Toplumsal Yasaların Keşfi: Aydınlanmacıların genel ilerlemeci tarih ve toplum anlayışı içinde Montesquieu toplumların oluşum ve değişiminde belirli kanunlar olduğu fikrini ortaya atmıştır (Zeitlin, 1968, s. 20). Montesquieu (1998, s. 50-52) sadece doğanın değil toplumun da belirli yasalara göre hareket ettiği fikrini geliştirerek toplumsal değişimin mekanik bir süreç olduğuna dair ilk değerlendirme çerçevesini ortaya çıkarmıştır. Aslında toplumsal kanunlara yapmış olduğu bu vurgu onu sosyolojinin atası kılmaktadır

Toplumsal yasaları keşfeden Montesquieu, toplumsal alanın ve değişimin incelenmesinde yeni bir bakış açısı kurmuş ve bu yönüyle de sosyolojinin atası olmayı hak etmiştir. Böylece artık vakaların tekil incelenmesi ile yetinilmemiş sistematik bir biçimde fiziksel dünyada olduğu gibi toplumsal alanlarda da nedenler ile sonuçlar arasında bir bağlantı tesis edilmeye başlanmıştır. Bu da toplumsal yapıların ve değişmenin sistematik olarak incelenmesi için önemli bir temel teşkil etmektedir.
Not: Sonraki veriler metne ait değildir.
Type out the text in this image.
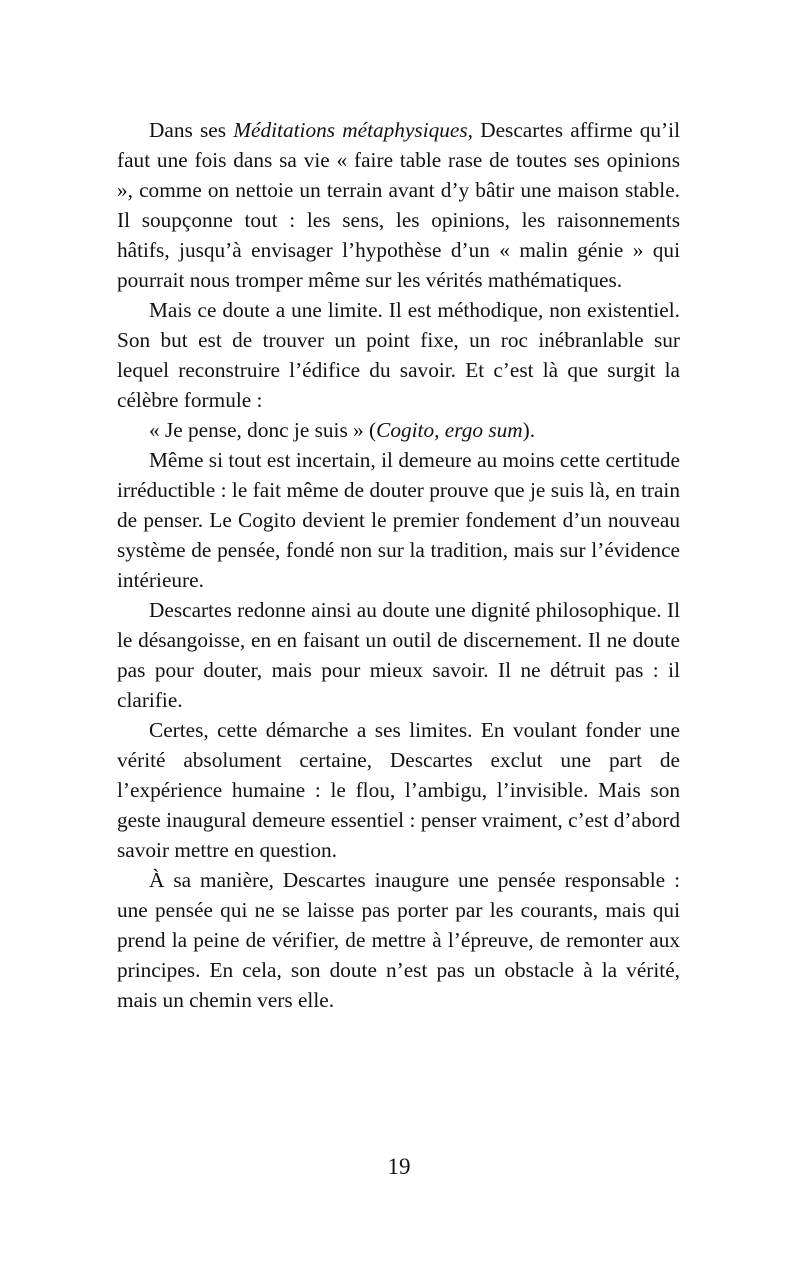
Dans ses Méditations métaphysiques, Descartes affirme qu’il faut une fois dans sa vie « faire table rase de toutes ses opinions », comme on nettoie un terrain avant d’y bâtir une maison stable. Il soupçonne tout : les sens, les opinions, les raisonnements hâtifs, jusqu’à envisager l’hypothèse d’un « malin génie » qui pourrait nous tromper même sur les vérités mathématiques.

Mais ce doute a une limite. Il est méthodique, non existentiel. Son but est de trouver un point fixe, un roc inébranlable sur lequel reconstruire l’édifice du savoir. Et c’est là que surgit la célèbre formule :

« Je pense, donc je suis » (Cogito, ergo sum).

Même si tout est incertain, il demeure au moins cette certitude irréductible : le fait même de douter prouve que je suis là, en train de penser. Le Cogito devient le premier fondement d’un nouveau système de pensée, fondé non sur la tradition, mais sur l’évidence intérieure.

Descartes redonne ainsi au doute une dignité philosophique. Il le désangoisse, en en faisant un outil de discernement. Il ne doute pas pour douter, mais pour mieux savoir. Il ne détruit pas : il clarifie.

Certes, cette démarche a ses limites. En voulant fonder une vérité absolument certaine, Descartes exclut une part de l’expérience humaine : le flou, l’ambigu, l’invisible. Mais son geste inaugural demeure essentiel : penser vraiment, c’est d’abord savoir mettre en question.

À sa manière, Descartes inaugure une pensée responsable : une pensée qui ne se laisse pas porter par les courants, mais qui prend la peine de vérifier, de mettre à l’épreuve, de remonter aux principes. En cela, son doute n’est pas un obstacle à la vérité, mais un chemin vers elle.

19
Toplumsal Değişimin İktisadi Modeli: Ahlak, Sözleşme ve Düzen

İlerlemeci düşüncenin yeni bir toplum modeline dönüşümünü sağlayanlar ise İskoç Aydınlanmacılarıdır. 18. yüzyılda Kuzey’in Atinası olarak adlandırılan Edinburg’da ortaya çıkan bu düşünce ekolünün ayırt edici üç odaklanma alanı ahlak, tarih felsefesi ve ekonomipolitiktir. İskoç aydınlanmasının önde gelen isimleri akademisyendir ve üniversitede dersler vermektedirler. Bu durum İskoç aydınlanma düşüncesinin diğer aydınlanma düşünceleri ile karşılaştırıldığında daha sistematik ve tutarlı bir gelişim seyri göstermesini sağlamıştır.

İskoç aydınlanmasının tarihinde Francis Hutcheson’un (1694-1746) etik tartışmalarının önemli bir yeri bulunmaktadır. Ondan etkilenerek David Hume (1711- 1776), etik üzerine düşünmeyi derinleştiren isim olmuştur. Hume, etik üzerine felsefi bir soruşturma yürütmesi kadar, onu dinin gelişimi ve toplumun tarihsel ilerlemesiyle ilişkili bir biçimde ele alarak ahlak teorisi ile toplum teorisi arasındaki bağlantıları tesis etmesi bakımından, İskoç aydınlanmasının ve belki de kıta düşüncesinin en etkili ve önemli isimlerinden birisi olmuştur.

İskoç aydınlanmasının Adam Ferguson (1723- 1816), Adam Smith (1723-1790), Dugald Stewart (1753-1828) ve William Robertson (1745-1814) gibi sonraki kuşaktan isimleri ahlak teorisini bir piyasa teorisine dönüştürerek toplumun kuruluşu ve değişimine dair genel bir model inşa etmişlerdir.